Even without inhaling, minds are clouded over marijuana

Discussion in 'Marijuana News' started by Superjoint, Apr 8, 2004.

  1. By Eamonn McCann
    featureseditor@belfasttelegraph.co.uk

    08 April 2004

    IT has wisely been observed that marijuana makes people mad. Not so much the substance itself, more the mere mention of it.

    Anybody who has ever included the legalisation of marijuana in an election programme will be aware of the immediate common reaction.

    This is a suicide note. Your rivals will have you tagged as a dope-head and a moral danger to vulnerable children. Better withdraw from the contest, lie low, never to mention the matter again.

    More than half the people who say this will go on to insist that they themselves are enlightened sorts, well aware that marijuana is relatively harmless and that designating it a dangerous drug is ignorant, self-defeating stupidity.

    But us cool dudes are in a minority, they continue. The broad masses have been blinded to truth by the blather of judges, the fatuities of commentators and politicians, the laughable pronouncements of solemn-faced police.

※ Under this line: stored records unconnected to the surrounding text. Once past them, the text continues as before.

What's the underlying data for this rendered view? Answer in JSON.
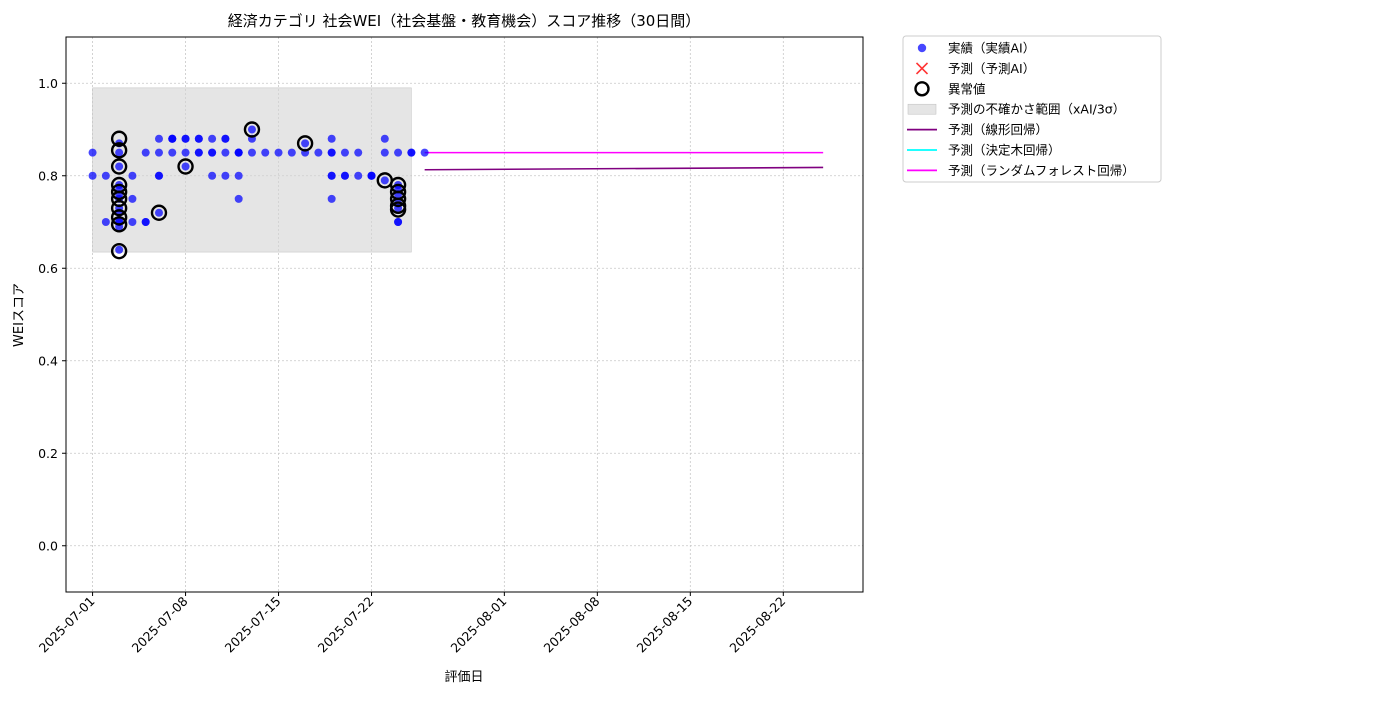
{
  "chart_data": {
    "type": "scatter",
    "title": "経済カテゴリ 社会WEI（社会基盤・教育機会）スコア推移（30日間）",
    "xlabel": "評価日",
    "ylabel": "WEIスコア",
    "xlim": [
      "2025-06-29",
      "2025-08-28"
    ],
    "ylim": [
      -0.1,
      1.1
    ],
    "yticks": [
      0.0,
      0.2,
      0.4,
      0.6,
      0.8,
      1.0
    ],
    "ytick_labels": [
      "0.0",
      "0.2",
      "0.4",
      "0.6",
      "0.8",
      "1.0"
    ],
    "xticks": [
      "2025-07-01",
      "2025-07-08",
      "2025-07-15",
      "2025-07-22",
      "2025-08-01",
      "2025-08-08",
      "2025-08-15",
      "2025-08-22"
    ],
    "grid": true,
    "legend_position": "outside upper-right",
    "colors": {
      "actual": "#0000ff",
      "predicted": "#ff3333",
      "anomaly": "#000000",
      "uncertainty": "#d3d3d3",
      "linear": "#800080",
      "tree": "#00ffff",
      "forest": "#ff00ff"
    },
    "legend": [
      {
        "key": "actual",
        "label": "実績（実績AI）",
        "marker": "circle"
      },
      {
        "key": "predicted",
        "label": "予測（予測AI）",
        "marker": "x"
      },
      {
        "key": "anomaly",
        "label": "異常値",
        "marker": "ring"
      },
      {
        "key": "uncertainty",
        "label": "予測の不確かさ範囲（xAI/3σ）",
        "marker": "patch"
      },
      {
        "key": "linear",
        "label": "予測（線形回帰）",
        "marker": "line"
      },
      {
        "key": "tree",
        "label": "予測（決定木回帰）",
        "marker": "line"
      },
      {
        "key": "forest",
        "label": "予測（ランダムフォレスト回帰）",
        "marker": "line"
      }
    ],
    "uncertainty_band": {
      "x": [
        "2025-07-01",
        "2025-07-25"
      ],
      "y": [
        0.635,
        0.99
      ]
    },
    "series": [
      {
        "name": "実績（実績AI）",
        "points": [
          [
            "2025-07-01",
            0.85
          ],
          [
            "2025-07-01",
            0.8
          ],
          [
            "2025-07-02",
            0.8
          ],
          [
            "2025-07-02",
            0.7
          ],
          [
            "2025-07-03",
            0.7
          ],
          [
            "2025-07-03",
            0.7
          ],
          [
            "2025-07-03",
            0.87
          ],
          [
            "2025-07-03",
            0.85
          ],
          [
            "2025-07-03",
            0.82
          ],
          [
            "2025-07-03",
            0.78
          ],
          [
            "2025-07-03",
            0.77
          ],
          [
            "2025-07-03",
            0.76
          ],
          [
            "2025-07-03",
            0.75
          ],
          [
            "2025-07-03",
            0.73
          ],
          [
            "2025-07-03",
            0.72
          ],
          [
            "2025-07-03",
            0.69
          ],
          [
            "2025-07-03",
            0.64
          ],
          [
            "2025-07-04",
            0.8
          ],
          [
            "2025-07-04",
            0.75
          ],
          [
            "2025-07-04",
            0.7
          ],
          [
            "2025-07-05",
            0.7
          ],
          [
            "2025-07-05",
            0.7
          ],
          [
            "2025-07-05",
            0.85
          ],
          [
            "2025-07-06",
            0.72
          ],
          [
            "2025-07-06",
            0.85
          ],
          [
            "2025-07-06",
            0.8
          ],
          [
            "2025-07-06",
            0.8
          ],
          [
            "2025-07-06",
            0.88
          ],
          [
            "2025-07-07",
            0.85
          ],
          [
            "2025-07-07",
            0.88
          ],
          [
            "2025-07-07",
            0.88
          ],
          [
            "2025-07-07",
            0.88
          ],
          [
            "2025-07-08",
            0.88
          ],
          [
            "2025-07-08",
            0.85
          ],
          [
            "2025-07-08",
            0.82
          ],
          [
            "2025-07-08",
            0.88
          ],
          [
            "2025-07-09",
            0.88
          ],
          [
            "2025-07-09",
            0.85
          ],
          [
            "2025-07-09",
            0.88
          ],
          [
            "2025-07-09",
            0.85
          ],
          [
            "2025-07-10",
            0.88
          ],
          [
            "2025-07-10",
            0.8
          ],
          [
            "2025-07-10",
            0.85
          ],
          [
            "2025-07-10",
            0.85
          ],
          [
            "2025-07-11",
            0.88
          ],
          [
            "2025-07-11",
            0.8
          ],
          [
            "2025-07-11",
            0.85
          ],
          [
            "2025-07-11",
            0.88
          ],
          [
            "2025-07-12",
            0.85
          ],
          [
            "2025-07-12",
            0.85
          ],
          [
            "2025-07-12",
            0.85
          ],
          [
            "2025-07-12",
            0.8
          ],
          [
            "2025-07-12",
            0.75
          ],
          [
            "2025-07-13",
            0.85
          ],
          [
            "2025-07-13",
            0.9
          ],
          [
            "2025-07-13",
            0.88
          ],
          [
            "2025-07-14",
            0.85
          ],
          [
            "2025-07-15",
            0.85
          ],
          [
            "2025-07-16",
            0.85
          ],
          [
            "2025-07-17",
            0.87
          ],
          [
            "2025-07-17",
            0.85
          ],
          [
            "2025-07-18",
            0.85
          ],
          [
            "2025-07-19",
            0.88
          ],
          [
            "2025-07-19",
            0.85
          ],
          [
            "2025-07-19",
            0.85
          ],
          [
            "2025-07-19",
            0.8
          ],
          [
            "2025-07-19",
            0.8
          ],
          [
            "2025-07-19",
            0.75
          ],
          [
            "2025-07-20",
            0.85
          ],
          [
            "2025-07-20",
            0.8
          ],
          [
            "2025-07-20",
            0.8
          ],
          [
            "2025-07-21",
            0.8
          ],
          [
            "2025-07-21",
            0.85
          ],
          [
            "2025-07-22",
            0.8
          ],
          [
            "2025-07-22",
            0.8
          ],
          [
            "2025-07-22",
            0.8
          ],
          [
            "2025-07-23",
            0.88
          ],
          [
            "2025-07-23",
            0.85
          ],
          [
            "2025-07-23",
            0.79
          ],
          [
            "2025-07-24",
            0.85
          ],
          [
            "2025-07-24",
            0.78
          ],
          [
            "2025-07-24",
            0.77
          ],
          [
            "2025-07-24",
            0.76
          ],
          [
            "2025-07-24",
            0.74
          ],
          [
            "2025-07-24",
            0.73
          ],
          [
            "2025-07-24",
            0.7
          ],
          [
            "2025-07-24",
            0.7
          ],
          [
            "2025-07-25",
            0.85
          ],
          [
            "2025-07-25",
            0.85
          ],
          [
            "2025-07-26",
            0.85
          ]
        ]
      },
      {
        "name": "異常値",
        "points": [
          [
            "2025-07-03",
            0.88
          ],
          [
            "2025-07-03",
            0.855
          ],
          [
            "2025-07-03",
            0.82
          ],
          [
            "2025-07-03",
            0.78
          ],
          [
            "2025-07-03",
            0.765
          ],
          [
            "2025-07-03",
            0.75
          ],
          [
            "2025-07-03",
            0.73
          ],
          [
            "2025-07-03",
            0.71
          ],
          [
            "2025-07-03",
            0.695
          ],
          [
            "2025-07-03",
            0.637
          ],
          [
            "2025-07-06",
            0.72
          ],
          [
            "2025-07-08",
            0.82
          ],
          [
            "2025-07-13",
            0.9
          ],
          [
            "2025-07-17",
            0.87
          ],
          [
            "2025-07-23",
            0.79
          ],
          [
            "2025-07-24",
            0.78
          ],
          [
            "2025-07-24",
            0.765
          ],
          [
            "2025-07-24",
            0.75
          ],
          [
            "2025-07-24",
            0.735
          ],
          [
            "2025-07-24",
            0.727
          ]
        ]
      },
      {
        "name": "予測（線形回帰）",
        "line": [
          [
            "2025-07-26",
            0.813
          ],
          [
            "2025-08-25",
            0.818
          ]
        ]
      },
      {
        "name": "予測（ランダムフォレスト回帰）",
        "line": [
          [
            "2025-07-26",
            0.85
          ],
          [
            "2025-08-25",
            0.85
          ]
        ]
      }
    ]
  }
}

    "The seizure of this small armful of marijuana plants will have saved many lives..."

    Forget about 50/50 recruitment. How can people who talk such tosh make it through to the selection stage in the first place?

    In 40 years of observing the phenomenon, the only effect I've noticed of police seizures of marijuana has been an increase in prices on the street.

    Even now that the Home Office, normally a bastion of bone-headed reaction, has downgraded marijuana to Class C status, fear grasps at politicians when the legalisation issue is raised.

    I am told that the panic of Sinn Fein leaders at the party's recent ard fheis was something to behold when it briefly seemed possible delegates would vote to adopt "Free the Weed" as a party slogan.

    Mind you, at least Sinn Fein can discuss the issue. Suggest such a sensible slogan to the DUP, say, and some of them would have to OD on religion as an antidote.

    There's a mystery here. How come so many people are personally in favour of the legalisation of marijuana but convinced that it would be disastrous to express this belief in politics?

    A public opinion poll last month in two US states suggested an answer. The poll focused on the limited question of whether marijuana should be made available for medical reasons. But it uncovered an anomaly which helps also to explain contradictory attitudes to marijuana generally.

    The results of the poll, conducted in Vermont and Rhode Island, were published on March 29.

    Asked if they supported legal access to marijuana for seriously ill patients, Vermont voted 71% yes; 21%; 8% had no firm opinion.

    In Rhode Island, the figures were 69%; 26% and 5% respectively. So, a commonsense response from a majority in both states.

    But then the pollsters asked an additional question which I haven't previously seen included in such surveys: "Regardless of your own opinion, do you think the majority of people in (Vermont or Rhode Island) support making marijuana medically available, or do you think the majority opposes making marijuana medically available?"

    The results were intriguing. In Vermont, 37% thought there would be majority support; 37% believed only a minority would be in support, 25% were unsure.

    The Rhode Island figures were even more dramatic: 27% thought there'd be majority support; 60% thought not; 18% were uncertain.

    Across the two states, a considerable proportion of the commonsense majority believed it was in a minority.

    This is strange. As a general rule, people tend to have an inflated idea of how many of their fellow citizens support the things they believe in themselves.

    The only explanation I can think of is that the relentless promotion of untruth about marijuana has so clouded the minds of ordinarily intelligent people that even thinking on it makes them feel dizzy.

    This reinforces my long-held belief that rational discussion of drugs problems will continue to be impossible while marijuana remains tainted by illegality.
     
  2. A very intriguing arcticle. but all I really got from it was this nonsense.

    "The seizure of this small armful of marijuana plants will have saved many lives..."

    After reading that, I kept rolling it over and over in my head. how could they even say that? Do they really think they're saving lives?
    The only thing they are doing is ruining lives, but not those of the crazy-pothead-grower, They are ruining the lives of the children of these so called criminals.